IBM Security Report: nel mirino degli hacker i settori impegnati nella lotta al Covid-19

Nel 2020 gli attacchi informatici hanno sfruttato le difficoltà socioeconomiche, aziendali e politiche causate dalla pandemia, colpendo ospedali, aziende farmaceutiche, produttori di apparecchiature medicali e operatori energetici. I ransomware hanno fruttato milioni di dollari, i malware opensource sono aumentati del 40% e le piattaforme di collaborazione online tra gli obiettivi più colpiti

Pubblicato il 01 Mar 2021

Secondo il nuovo X-Force Threat Intelligence Index 2021, pubblicato da IBM Security, gli attacchi informatici al settore sanitario, manifatturiero ed energetico sono raddoppiati rispetto all’anno precedente. I cybercriminali hanno indirizzato i propri attacchi verso le organizzazioni che non potevano permettersi di interrompere le attività critiche durante la pandemia, come i soccorsi e le catene di approvvigionamento e dell’energia. L’industria manifatturiera e quella energetica sono state le principali vittime dei cyberattacchi nel 2020, seconde solo al settore finanziario e assicurativo, un primato dovuto anche all’aumento di quasi il 50% delle vulnerabilità nei sistemi di controllo industriale (ICS) da cui entrambe dipendono fortemente. L’individuazione e lo sfruttamento di vulnerabilità ha rappresentato il metodo più efficace per effettuare delle violazioni (35%), superando, per la prima volta da anni, il phishing (31%). Inoltre, il 31% degli attacchi era indirizzato a Paesi Europei, ai vertici della classifica mondiale per violazioni subite, tra cui, al primo posto, gli attacchi ransomware, quasi il doppio di quelli perpetrati in Nord America e in Asia.
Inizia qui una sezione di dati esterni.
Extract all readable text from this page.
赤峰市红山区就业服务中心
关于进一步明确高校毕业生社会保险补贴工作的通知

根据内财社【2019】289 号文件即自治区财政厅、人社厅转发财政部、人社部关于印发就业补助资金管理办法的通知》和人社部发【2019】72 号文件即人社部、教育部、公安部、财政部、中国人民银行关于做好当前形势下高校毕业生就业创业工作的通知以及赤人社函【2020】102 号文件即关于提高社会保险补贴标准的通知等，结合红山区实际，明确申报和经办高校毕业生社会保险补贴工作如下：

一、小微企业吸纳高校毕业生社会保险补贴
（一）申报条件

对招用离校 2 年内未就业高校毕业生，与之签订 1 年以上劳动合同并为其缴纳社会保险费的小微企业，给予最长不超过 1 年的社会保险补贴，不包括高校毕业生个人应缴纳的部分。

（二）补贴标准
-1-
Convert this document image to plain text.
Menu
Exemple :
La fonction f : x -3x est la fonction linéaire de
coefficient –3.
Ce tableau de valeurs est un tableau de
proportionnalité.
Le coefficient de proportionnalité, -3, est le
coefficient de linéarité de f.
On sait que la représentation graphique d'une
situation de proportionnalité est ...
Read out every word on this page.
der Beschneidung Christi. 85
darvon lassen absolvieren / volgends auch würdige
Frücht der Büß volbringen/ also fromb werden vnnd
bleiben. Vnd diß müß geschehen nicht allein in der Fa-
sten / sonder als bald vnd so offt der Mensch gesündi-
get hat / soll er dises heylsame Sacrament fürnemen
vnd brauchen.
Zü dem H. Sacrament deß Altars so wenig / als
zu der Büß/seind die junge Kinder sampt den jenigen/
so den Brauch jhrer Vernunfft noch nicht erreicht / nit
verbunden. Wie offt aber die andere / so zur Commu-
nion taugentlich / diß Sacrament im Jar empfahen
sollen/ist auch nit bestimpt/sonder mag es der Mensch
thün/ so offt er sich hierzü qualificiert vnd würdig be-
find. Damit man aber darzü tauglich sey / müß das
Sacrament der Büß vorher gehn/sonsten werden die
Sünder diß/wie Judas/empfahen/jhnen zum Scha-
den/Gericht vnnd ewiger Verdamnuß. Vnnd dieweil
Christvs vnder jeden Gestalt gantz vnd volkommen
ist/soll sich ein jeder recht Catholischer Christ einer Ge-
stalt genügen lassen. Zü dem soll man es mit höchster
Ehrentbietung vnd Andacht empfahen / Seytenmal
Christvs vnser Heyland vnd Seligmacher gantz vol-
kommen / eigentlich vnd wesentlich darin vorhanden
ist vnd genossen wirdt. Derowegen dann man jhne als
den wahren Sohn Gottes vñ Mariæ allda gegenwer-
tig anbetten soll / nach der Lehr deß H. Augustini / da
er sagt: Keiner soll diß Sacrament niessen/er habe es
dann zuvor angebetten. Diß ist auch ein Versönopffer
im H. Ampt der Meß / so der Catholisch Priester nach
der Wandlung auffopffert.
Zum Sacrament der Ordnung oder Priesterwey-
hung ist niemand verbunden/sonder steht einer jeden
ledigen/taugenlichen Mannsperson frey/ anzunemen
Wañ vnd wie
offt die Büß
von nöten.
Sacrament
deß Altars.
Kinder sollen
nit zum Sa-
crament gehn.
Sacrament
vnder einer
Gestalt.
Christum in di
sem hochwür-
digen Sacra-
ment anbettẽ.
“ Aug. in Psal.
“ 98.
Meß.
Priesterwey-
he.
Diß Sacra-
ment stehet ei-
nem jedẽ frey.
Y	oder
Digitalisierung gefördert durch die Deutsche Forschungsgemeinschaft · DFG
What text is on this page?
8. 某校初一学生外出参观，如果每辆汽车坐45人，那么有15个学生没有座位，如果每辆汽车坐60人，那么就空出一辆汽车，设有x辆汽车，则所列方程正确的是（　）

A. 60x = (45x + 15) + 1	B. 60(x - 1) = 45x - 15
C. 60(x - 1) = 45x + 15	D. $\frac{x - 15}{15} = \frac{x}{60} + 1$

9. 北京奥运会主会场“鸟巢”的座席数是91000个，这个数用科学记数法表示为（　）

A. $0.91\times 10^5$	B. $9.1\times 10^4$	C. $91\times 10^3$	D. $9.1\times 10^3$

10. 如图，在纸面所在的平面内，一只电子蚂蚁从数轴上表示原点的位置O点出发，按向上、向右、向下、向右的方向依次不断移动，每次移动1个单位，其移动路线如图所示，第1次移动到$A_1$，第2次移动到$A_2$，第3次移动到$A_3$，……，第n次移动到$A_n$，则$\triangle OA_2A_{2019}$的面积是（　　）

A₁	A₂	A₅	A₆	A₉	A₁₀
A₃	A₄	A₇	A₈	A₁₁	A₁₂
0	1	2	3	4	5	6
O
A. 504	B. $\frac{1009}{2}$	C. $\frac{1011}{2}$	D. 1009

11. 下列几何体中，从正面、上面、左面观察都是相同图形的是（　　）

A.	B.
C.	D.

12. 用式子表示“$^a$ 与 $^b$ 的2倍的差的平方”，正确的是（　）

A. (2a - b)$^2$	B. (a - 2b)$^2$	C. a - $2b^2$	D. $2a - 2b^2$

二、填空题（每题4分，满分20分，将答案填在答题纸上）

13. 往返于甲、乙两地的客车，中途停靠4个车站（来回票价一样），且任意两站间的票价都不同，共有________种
“La pandemia ha ridefinito le infrastrutture critiche e i cybercriminali hanno saputo sfruttare da subito questa consapevolezza. Molte organizzazioni si sono trovate inaspettatamente in prima linea nella risposta al Covid-19, per supportare la ricerca, sostenere le catene di approvvigionamento di vaccini e alimenti o produrre dispositivi di protezione personale”, afferma Nick Rossmann, Global Threat Intelligence Lead, IBM Security X-Force che conclude “Il profilo della vittima ideale per gli aggressori è mutato con l’evolversi degli eventi: un aspetto che evidenzia, ancora una volta, la grande adattabilità, intraprendenza e perseveranza degli avversari informatici”.

L’X-Force Threat Intelligence Index si basa su approfondimenti e analisi derivanti dal monitoraggio di oltre 150 miliardi di eventi di security al giorno in più di 130 Paesi. I dati vengono raccolti e analizzati da più fonti all’interno di IBM, tra cui IBM Security X-Force Threat Intelligence and Incident Response, X-Force Red, IBM Managed Security Services. Al Report 2021 hanno contribuito anche Quad9 e Intezer.

Cloud sotto attacco: dilagano i malware open-source

Durante la pandemia, molte aziende hanno spinto sull’adozione e sulla migrazione al Cloud e quasi il 70% di quelle che oggi utilizzano servizi cloud prevedono di incrementare gli investimenti su questo paradigma, come conseguenza della trasformazione digitale causata dal Covid-19 (secondo un recente sondaggio Gartner). Gli ambienti cloud possono quindi diventare un bersaglio facile per i cybercriminali.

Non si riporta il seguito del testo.